Exploration of the ancient settlement of Tell Khaiber started this week. A team of six British and four Iraqi archaeologists began investigations at the southern mound (Tell Khaiber 1) where satellite images showed the presence of large buildings at least four thousand years old. The first couple of days were spent on collecting all the various equipment needed to start, from special hand-picks that were made to order in the Nasiriyah suq to water containers. The nearby canal was bridged to provide better access to the site. Workmen also had to be hired and all the equipment tested. The archaeologists will be recording everything straight to computer, and both software and hardware needs to work in the windy and dusty conditions.

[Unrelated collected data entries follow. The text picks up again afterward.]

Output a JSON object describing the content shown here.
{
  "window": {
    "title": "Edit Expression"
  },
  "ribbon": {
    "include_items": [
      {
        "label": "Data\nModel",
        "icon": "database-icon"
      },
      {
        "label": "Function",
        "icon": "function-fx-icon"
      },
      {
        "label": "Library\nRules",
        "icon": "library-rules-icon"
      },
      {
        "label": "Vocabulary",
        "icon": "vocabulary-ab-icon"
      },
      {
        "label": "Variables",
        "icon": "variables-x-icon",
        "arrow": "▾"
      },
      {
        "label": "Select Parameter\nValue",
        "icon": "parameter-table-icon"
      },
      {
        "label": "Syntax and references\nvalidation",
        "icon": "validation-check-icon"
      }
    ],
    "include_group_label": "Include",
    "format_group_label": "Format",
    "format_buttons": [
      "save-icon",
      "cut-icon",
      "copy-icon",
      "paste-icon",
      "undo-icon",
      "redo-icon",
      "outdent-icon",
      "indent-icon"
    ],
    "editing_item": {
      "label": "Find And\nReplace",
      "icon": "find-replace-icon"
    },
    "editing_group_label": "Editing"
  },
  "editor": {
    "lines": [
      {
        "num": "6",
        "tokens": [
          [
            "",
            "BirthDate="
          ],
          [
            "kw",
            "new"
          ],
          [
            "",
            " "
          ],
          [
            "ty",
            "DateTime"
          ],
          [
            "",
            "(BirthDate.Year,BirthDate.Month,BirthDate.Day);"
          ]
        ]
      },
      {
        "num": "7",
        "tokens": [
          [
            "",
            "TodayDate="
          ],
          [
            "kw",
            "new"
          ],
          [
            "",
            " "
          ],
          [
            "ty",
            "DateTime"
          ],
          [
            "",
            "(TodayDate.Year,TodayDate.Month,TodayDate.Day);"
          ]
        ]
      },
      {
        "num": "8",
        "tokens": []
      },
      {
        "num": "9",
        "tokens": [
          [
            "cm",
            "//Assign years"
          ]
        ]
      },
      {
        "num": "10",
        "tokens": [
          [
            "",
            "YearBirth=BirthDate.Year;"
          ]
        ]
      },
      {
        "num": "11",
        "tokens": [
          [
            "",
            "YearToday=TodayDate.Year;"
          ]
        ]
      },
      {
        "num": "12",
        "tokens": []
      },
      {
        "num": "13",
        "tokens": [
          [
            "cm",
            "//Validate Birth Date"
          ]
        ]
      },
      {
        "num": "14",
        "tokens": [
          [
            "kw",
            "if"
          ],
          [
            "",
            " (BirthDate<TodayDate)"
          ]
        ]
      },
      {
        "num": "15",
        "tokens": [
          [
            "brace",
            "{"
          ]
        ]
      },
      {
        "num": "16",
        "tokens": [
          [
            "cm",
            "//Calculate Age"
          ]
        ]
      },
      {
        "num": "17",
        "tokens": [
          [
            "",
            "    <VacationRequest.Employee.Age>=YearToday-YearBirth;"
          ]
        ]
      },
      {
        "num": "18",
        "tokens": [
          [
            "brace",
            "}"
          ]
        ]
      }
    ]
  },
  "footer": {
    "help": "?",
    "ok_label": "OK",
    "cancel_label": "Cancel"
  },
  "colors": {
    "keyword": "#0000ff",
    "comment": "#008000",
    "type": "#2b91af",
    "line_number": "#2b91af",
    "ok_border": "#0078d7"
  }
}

The immediate priority has been to try and learn more about the settlement at Tell Khaiber before actual excavation starts. Pottery and artefacts sitting on the surface have been systematically collected. Analysis will help to identify patterns and dates of occupation. Surface scraping in the area of the large building has begun. This tried and tested technique involves the removal of topsoil after which, in favourable conditions, the ancient walls become visible. A gradiometer is also being used to peer beneath the surface. This machine records magnetic differences between walls and room fill without disturbing the deposits underneath and can help to pinpoint the location of ancient buildings.
Although only the surface has been examined so far, already everyday items left by the inhabitants of ancient Khaiber are appearing: grinders and fragments of vessels made of stone, a stopper made of bitumen, and even a piece of ivory.